Small and medium-sized businesses (SMEs) are set to receive a £70 million lending boost following government action to increase and diversify the availability of finance.

Three new lenders — Market Invoice, URICA and Beechbrook Capital — will share more than £30 million of government funding to offer SMEs alternatives to traditional bank lending. Each lender has committed to attracting additional funding from private sector investors, with the total expected to boost the pool of credit available to SMEs from these three lenders by more than £70 million.

“A lack of access to finance is still choking off too many small businesses, preventing them from growing, taking on new staff or investing in new equipment," Business Secretary Vince Cable said.

“We are taking a range of actions to support SMEs and shake up business finance markets, including through the new business bank. Today’s £30 million announcement is an important boost for non-traditional lenders with creative and innovative solutions. It will increase competition and create a more diverse and balanced market for business lending.”

The three lenders receiving a share of the £30 million are:

- Market Invoice has been awarded £5 million. It is an innovative online platform through which SMEs can raise funds by selling individual invoices to a pool of investors.

- URICA is being allocated £10 million. It will establish a new supply chain finance platform to provide a consistent channel of cash from institutional investors to SME suppliers by enabling early payment of their bills to mid-sized growth companies.

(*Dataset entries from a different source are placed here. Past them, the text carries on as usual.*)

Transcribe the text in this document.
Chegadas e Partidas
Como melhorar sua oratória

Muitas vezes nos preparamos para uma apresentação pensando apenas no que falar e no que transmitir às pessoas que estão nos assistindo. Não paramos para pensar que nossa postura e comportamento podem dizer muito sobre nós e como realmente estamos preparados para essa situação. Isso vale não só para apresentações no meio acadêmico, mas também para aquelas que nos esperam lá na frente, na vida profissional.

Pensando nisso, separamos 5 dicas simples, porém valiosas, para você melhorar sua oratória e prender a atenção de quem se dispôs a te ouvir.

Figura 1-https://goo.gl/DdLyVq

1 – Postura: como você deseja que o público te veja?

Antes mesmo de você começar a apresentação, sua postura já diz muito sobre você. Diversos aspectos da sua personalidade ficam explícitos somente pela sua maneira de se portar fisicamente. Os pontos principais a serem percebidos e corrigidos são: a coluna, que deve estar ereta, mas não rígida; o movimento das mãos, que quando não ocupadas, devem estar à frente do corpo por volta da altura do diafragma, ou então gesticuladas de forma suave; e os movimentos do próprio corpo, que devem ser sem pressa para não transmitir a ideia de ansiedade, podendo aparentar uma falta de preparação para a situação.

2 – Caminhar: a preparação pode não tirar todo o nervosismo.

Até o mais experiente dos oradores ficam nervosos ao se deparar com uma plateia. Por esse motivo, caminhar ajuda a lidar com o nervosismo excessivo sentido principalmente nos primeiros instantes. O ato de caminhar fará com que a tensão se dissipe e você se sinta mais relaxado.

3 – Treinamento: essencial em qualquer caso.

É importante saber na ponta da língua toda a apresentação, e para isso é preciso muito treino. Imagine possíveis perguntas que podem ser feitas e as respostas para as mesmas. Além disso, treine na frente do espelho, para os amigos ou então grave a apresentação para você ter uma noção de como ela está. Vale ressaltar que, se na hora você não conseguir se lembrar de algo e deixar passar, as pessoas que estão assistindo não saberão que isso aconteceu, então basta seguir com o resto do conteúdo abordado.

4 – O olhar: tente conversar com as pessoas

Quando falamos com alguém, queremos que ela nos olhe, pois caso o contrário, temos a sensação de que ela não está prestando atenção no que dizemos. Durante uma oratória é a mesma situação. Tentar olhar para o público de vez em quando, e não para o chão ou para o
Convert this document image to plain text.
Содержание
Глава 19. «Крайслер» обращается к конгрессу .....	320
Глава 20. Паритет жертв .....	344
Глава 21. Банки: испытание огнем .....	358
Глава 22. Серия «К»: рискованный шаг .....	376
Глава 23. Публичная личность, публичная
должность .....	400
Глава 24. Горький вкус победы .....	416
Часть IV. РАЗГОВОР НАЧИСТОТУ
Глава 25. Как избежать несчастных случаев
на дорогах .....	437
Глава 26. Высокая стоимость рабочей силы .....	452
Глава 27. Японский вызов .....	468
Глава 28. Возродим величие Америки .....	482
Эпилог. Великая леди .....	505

- Beechbrook Capital is receiving £17 million. It is a mezzanine fund manager and will establish a new fund to lend to SMEs focused on growth capital.

The funding comes from the small business tranche of the Business Finance Partnership (BFP). Through the BFP, the government committed to provide £100 million of funding for non-traditional lenders in order to diversify the sources of finance available to SMEs and improve competition. Currently, 85 per cent of all business loans are handled by the big four banks.

This is the second allocation of funding by BIS. The first allocation was made in December, when four lenders (Funding Circle, Zopa, BOOST&Co, and Credit Asset Management Ltd) were allocated £55 million.

The seven successful bidders announced under this programme are expected to facilitate total lending of more than £240 million to SMEs by attracting private sector investment alongside government’s funding.

Opportunities to use the small amount of funding remaining in the small business tranche of the BFP, in a way that best provides quick support to UK SMEs and mid-sized businesses, will be identified over the coming weeks.

The government already has a number of other measures in place to address access to finance issues for SMEs. Since January 2009 the Enterprise Finance Guarantee has helped businesses secure over £1.7 billion of loans and the £200 million Enterprise Capital Funds programme aims to address the long-term shortage of risk capital for high-growth SMEs.

The Business Secretary made the announcement in a speech at the Federation of Small Businesses. He also spoke about the Chancellor’s Budget announcement, which set out the progress of setting up a business bank and how the initiative will start making a difference straight away through:

- the launch this spring of a £300 million investment scheme to invest alongside private investors in financial institutions and non-bank lending channels to help diversify and expand the supply of lending to SMEs and mid-cap businesses;
- £75 million funding for venture capital investment in early stage SMEs through an expanded Business Angel Co-investment fund, and an extension to the Enterprise Capital Funds;
- continuing the raised level loan portfolio for lending under the Enterprise Finance Guarantee scheme.